Mucosa-denuded bladder smooth muscle strips obtained from 7 human organ donors and 4 normal dogs were mounted in muscle baths, and trains of electrical field stimulation (EFS) applied for 20 minutes at 90-second intervals. Subsets of strips were incubated with hydrogen peroxide (H2O2), angiotensin II (Ang II; Nox activator), apocynin (inhibitor of Noxs and ROS scavenger), or ZD7155 (specific inhibitor of angiotensin type 1 (AT1) receptor) for 20 minutes in continued EFS trains. Subsets treated with inhibitors were then treated with H2O2 or Ang II.

In human and dog bladders, the exogenous ROS, H2O2 (100µM), caused muscle strip contractions and enhanced EFS-induced contractions. Apocynin (100µM) attenuated EFS-induced strip contractions in both species; subsequent treatment with H2O2 improved the EFS-induced contractions. Ang II (1µM) enhanced the EFS-induced contractions in dog, but not human bladder muscle strips, yet induced direct strip contractions in both species. In dog bladders, Ang II enhanced both EFS-induced and direct strip contractions. Ang II also partially restored EFS-induced strip contractions attenuated by prior apocynin treatment. In both species, treatment with ZD7155 (10µM) inhibited EFS-induced muscle strip activity; subsequent treatment with Ang II did not restore strip activity.

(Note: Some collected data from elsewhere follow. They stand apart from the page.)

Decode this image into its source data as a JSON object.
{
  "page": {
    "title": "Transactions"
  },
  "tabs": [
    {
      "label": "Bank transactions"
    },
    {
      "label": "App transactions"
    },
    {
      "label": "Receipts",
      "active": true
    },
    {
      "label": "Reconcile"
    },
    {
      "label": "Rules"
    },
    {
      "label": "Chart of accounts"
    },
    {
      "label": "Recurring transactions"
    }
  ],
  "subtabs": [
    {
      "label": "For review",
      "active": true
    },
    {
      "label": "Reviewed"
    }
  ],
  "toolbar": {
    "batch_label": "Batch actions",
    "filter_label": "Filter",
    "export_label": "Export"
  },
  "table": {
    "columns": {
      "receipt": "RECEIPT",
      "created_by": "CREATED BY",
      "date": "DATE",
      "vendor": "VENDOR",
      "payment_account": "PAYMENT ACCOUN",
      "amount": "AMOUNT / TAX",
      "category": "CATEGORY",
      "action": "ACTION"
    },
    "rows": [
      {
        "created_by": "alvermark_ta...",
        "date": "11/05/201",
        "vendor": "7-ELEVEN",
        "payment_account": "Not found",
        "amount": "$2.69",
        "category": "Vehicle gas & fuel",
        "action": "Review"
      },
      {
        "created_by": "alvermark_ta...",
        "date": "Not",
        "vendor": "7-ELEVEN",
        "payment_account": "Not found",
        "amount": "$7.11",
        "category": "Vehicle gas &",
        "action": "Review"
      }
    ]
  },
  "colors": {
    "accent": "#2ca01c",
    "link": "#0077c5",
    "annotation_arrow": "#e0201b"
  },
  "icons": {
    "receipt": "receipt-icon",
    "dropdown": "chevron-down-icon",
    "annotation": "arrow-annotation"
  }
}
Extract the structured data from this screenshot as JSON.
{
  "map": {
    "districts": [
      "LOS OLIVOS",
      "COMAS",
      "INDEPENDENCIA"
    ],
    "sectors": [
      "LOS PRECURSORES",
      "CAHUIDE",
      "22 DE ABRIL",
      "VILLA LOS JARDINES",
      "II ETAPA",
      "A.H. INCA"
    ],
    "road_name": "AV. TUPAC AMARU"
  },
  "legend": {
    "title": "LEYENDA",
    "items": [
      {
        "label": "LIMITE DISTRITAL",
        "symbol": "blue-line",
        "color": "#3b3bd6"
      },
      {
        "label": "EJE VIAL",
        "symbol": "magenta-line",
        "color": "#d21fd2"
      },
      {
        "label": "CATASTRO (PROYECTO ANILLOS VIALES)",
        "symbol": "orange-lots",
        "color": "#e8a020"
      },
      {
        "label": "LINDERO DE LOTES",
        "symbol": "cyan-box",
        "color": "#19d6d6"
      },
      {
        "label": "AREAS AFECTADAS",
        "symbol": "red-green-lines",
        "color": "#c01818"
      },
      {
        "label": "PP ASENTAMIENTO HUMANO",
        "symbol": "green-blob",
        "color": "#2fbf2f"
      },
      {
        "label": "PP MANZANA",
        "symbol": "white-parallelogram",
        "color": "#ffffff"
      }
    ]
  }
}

The enhancement of EFS-evoked strip contractions by H2O2 and the inhibition of these contractions by the Nox inhibitor apocynin demonstrates the functional relevance of ROS in regulating human bladder smooth muscle activity and suggests that endogenous Nox-derived ROS regulates smooth muscle function. The augmentation of strip contractions by Ang II suggests that activation of Nox via a receptor’s ligand can also enhance smooth muscle activity and that the effect of Ang II is mediated by AT1, which was further supported by the inhibitory effect of the selective antagonist ZD7155.

Collectively, these data provide evidence for the functional significance of Nox-derived ROS in human bladder and that ROS can modulate bladder function without exogenous stimuli. The excitatory effects of angiotensin II on bladder smooth muscle function may have significant pathological implications since inflammation is an important mechanism associated with oxidative damage.

Sezginer, Ecem Kaya, et al. "Effects of varying degrees of partial bladder outlet obstruction on urinary bladder function of rats: A novel link to inflammation, oxidative stress and hypoxia." LUTS: Lower Urinary Tract Symptoms 11.2 (2019): O193-O201.
Miyata, Yasuyoshi, et al. "A review of oxidative stress and urinary dysfunction caused by bladder outlet obstruction and treatments using antioxidants." Antioxidants 8.5 (2019): 132.